Hoje eu quero voltar sozinho - Cartaz


Fonte: Behance
Em ambas as versões de título e cartaz, há uma representação proporcional e delicada
da atmosfera e argumentos do filme, que acrescenta a uma história universal, a descoberta do
primeiro amor, características particulares, a homossexualidade e a deficiência física. Como
na obra, as significações evocadas pelos elementos se ampliam para o amor em geral e para
as perspectivas de transformação e independência de um adolescente, com indícios das
questões mais específicas pelas quais o enredo é atravessado.
Ângelo
De Mariana Machado, 2020
Por Enaile Almeida
As primeiras simbologias evocadas pelo cartaz de “Ângelo” parecem interligadas:
beleza, transformação, metamorfose e ciclos, numa borboleta, e tempo e estabilidade, num
rosto idoso de cabelos e pelos brancos. Ao mesmo tempo em que permite supor que o título
do filme se refere ao personagem principal, representado pelo rosto na imagem, o cartaz cria
a expectativa de que a obra tenha um tom biográfico. Logo abaixo do nome, estão destacados
a diretora e o ator principal da produção, ambos com o mesmo sobrenome. Assim, entende-se
que provavelmente existe uma relação de parentesco entre eles. O rosto e a borboleta estão
unidos por um gesto afetuoso, a figura do homem segura nos dedos o inseto, de modo que
esse o toca numa espécie de carinho.

Ângelo - Cartaz
Fonte: Mariana Machado Art
No meu primeiro contato, observando apenas o cartaz, cujo filme estava categorizado
numa sessão denominada “circular o tempo”, na Mostra UFMG de Cinema Universitário
(2021), imaginei que a ideia de tempo, ou a passagem dele, seriam centrais na obra.
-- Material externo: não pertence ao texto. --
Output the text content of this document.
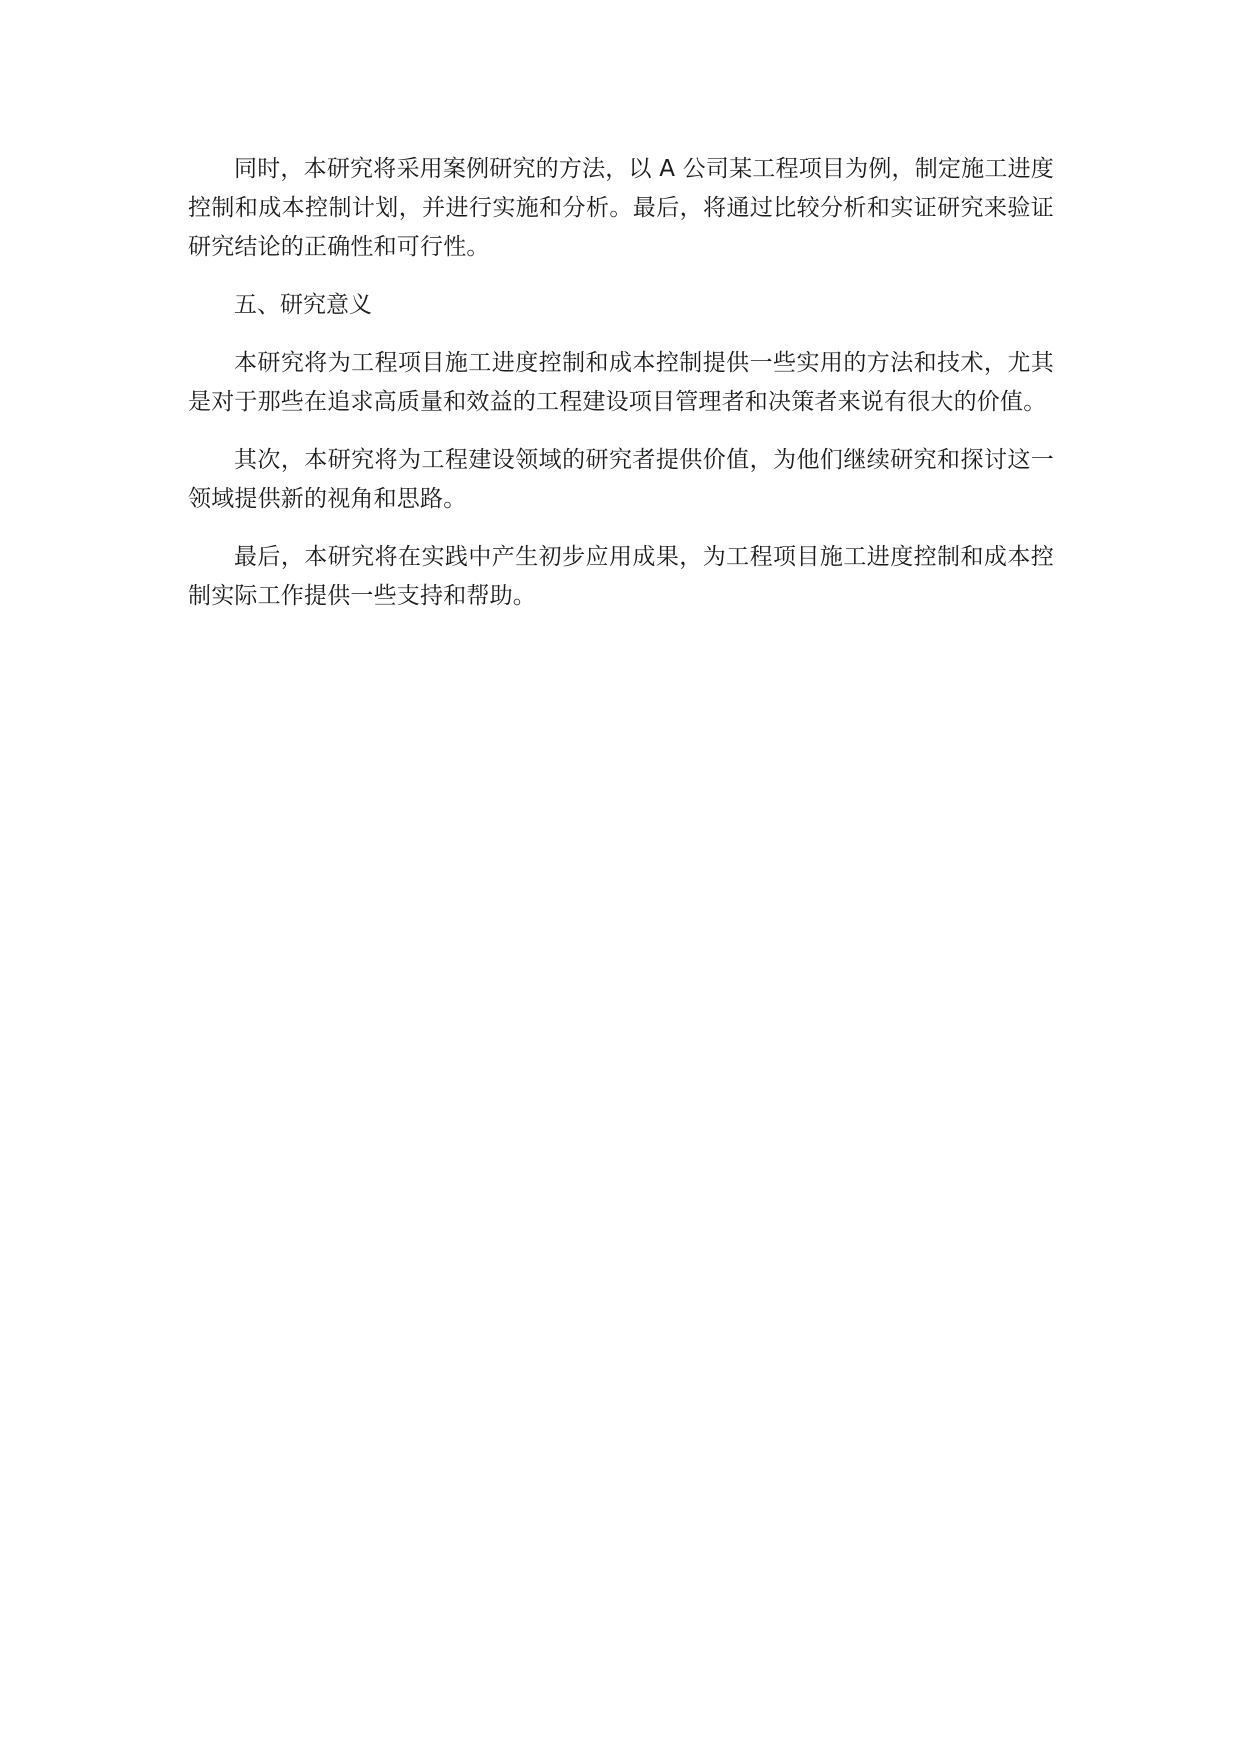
同时，本研究将采用案例研究的方法，以 A 公司某工程项目为例，制定施工进度控制和成本控制计划，并进行实施和分析。最后，将通过比较分析和实证研究来验证研究结论的正确性和可行性。

五、研究意义

本研究将为工程项目施工进度控制和成本控制提供一些实用的方法和技术，尤其是对于那些在追求高质量和效益的工程建设项目管理者和决策者来说有很大的价值。

其次，本研究将为工程建设领域的研究者提供价值，为他们继续研究和探讨这一领域提供新的视角和思路。

最后，本研究将在实践中产生初步应用成果，为工程项目施工进度控制和成本控制实际工作提供一些支持和帮助。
Ao
assistir, percebi que o curta não traz o foco para o tempo, mas sim brinca com ele. Ângelo é
um documentário, um retrato sobre Ângelo Machado, avô da diretora e figura importante
para a história da Universidade Federal de Minas Gerais e para a ciência brasileira. Chegar na
conclusão quanto ao formato poderia ser mais fácil para alguém que possui conhecimento
prévio da personalidade em questão. Mariana Machado, a diretora, é sua neta. Talvez por isso
a obra, desde o próprio cartaz, tenha ganhado um tom tão terno e familiar, mesmo para mim,
que mal conhecia o simpático professor. E não só professor: cheio de facetas e metamorfoses,
como uma borboleta ou libélula, pelas quais era tão apaixonado, Ângelo foi também cientista,
escritor, dramaturgo, ambientalista, zoólogo e pesquisador. Além disso, outras
particularidades e muitas histórias são conhecidas através de uma costura de pequenos
registros e memórias que constroem e celebram uma história.
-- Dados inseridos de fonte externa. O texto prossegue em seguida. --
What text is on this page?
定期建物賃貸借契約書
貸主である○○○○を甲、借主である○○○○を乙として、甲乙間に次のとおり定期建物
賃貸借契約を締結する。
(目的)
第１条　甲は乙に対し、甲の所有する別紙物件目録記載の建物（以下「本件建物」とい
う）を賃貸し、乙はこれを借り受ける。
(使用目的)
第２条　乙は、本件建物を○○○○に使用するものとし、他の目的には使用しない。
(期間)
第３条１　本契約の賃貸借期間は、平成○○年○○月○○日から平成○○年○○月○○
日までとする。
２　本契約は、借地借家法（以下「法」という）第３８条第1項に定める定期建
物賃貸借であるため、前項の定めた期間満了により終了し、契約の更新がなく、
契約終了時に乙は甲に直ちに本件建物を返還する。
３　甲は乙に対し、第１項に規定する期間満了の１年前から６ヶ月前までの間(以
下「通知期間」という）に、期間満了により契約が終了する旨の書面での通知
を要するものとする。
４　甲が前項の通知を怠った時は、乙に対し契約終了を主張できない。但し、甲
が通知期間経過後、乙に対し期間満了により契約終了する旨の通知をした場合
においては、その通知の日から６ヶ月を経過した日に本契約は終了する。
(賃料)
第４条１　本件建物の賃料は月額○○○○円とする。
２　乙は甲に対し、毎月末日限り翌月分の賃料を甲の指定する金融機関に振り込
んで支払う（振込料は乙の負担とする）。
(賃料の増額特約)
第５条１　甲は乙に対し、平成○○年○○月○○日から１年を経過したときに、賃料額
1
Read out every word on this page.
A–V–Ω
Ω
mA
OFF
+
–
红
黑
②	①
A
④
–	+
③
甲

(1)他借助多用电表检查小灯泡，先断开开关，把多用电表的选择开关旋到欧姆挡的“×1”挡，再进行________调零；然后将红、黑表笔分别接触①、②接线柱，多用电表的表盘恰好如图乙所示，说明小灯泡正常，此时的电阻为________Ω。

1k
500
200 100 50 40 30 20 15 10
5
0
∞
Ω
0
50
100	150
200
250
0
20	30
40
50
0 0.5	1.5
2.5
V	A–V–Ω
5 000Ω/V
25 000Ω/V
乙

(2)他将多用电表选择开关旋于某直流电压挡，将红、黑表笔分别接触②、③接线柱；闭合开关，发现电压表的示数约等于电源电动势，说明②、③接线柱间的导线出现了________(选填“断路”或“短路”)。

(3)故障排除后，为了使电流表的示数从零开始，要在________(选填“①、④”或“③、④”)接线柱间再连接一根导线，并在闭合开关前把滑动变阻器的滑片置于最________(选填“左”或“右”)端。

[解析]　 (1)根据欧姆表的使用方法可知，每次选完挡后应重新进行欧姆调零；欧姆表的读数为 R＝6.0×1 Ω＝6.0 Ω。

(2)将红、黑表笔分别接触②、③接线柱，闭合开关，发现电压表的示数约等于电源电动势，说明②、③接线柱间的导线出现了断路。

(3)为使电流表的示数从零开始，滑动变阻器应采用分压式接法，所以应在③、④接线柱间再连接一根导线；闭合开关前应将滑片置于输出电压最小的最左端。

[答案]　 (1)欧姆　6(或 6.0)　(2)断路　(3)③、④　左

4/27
“Ângelo” é um título ainda mais carregado de significados depois de assistir ao filme,
quando descobre-se que o ser representado por esse nome, em si, já traz tantos olhares,
paixões e relações com a vida de maneira geral. No cartaz, a figura da borboleta adianta uma
das paixões do personagem retratado, mas também parece falar sobre a multiplicidade e
inventividade de sua existência. O tempo atravessa os fragmentos de memórias e
performances que compõem o filme, mas é também personagem e detalhe. Se manifesta
através das lembranças, dos objetos, da própria figura de Ângelo e suas graças, enquanto
conta suas histórias; mas é modelado não para seguir uma linearidade ou cronologia
coerentes com a passagem da vida e sim com os afetos criados por ela. Portanto, as
simbologias resgatadas pela imagem se concretizam através da trajetória celebrada pelo
documentário.

Enaile, os três textos estão muito bons e souberam explorar os elementos de saída propostos
para uma crítica, avançando também um pouco mais na argumentação com elementos da trama ou
adicionais, caso do poema do Gullar. Acho que a leitura comparada foi interessante no segundo
caso, faltando só talvez explorar as aspas da crítica e também acho que o texto de Ângelo traz uma
gema crítica em torno do uso do tempo e representações de objetos que podem também serem
desdobradas em oportunidade posterior. 20/20.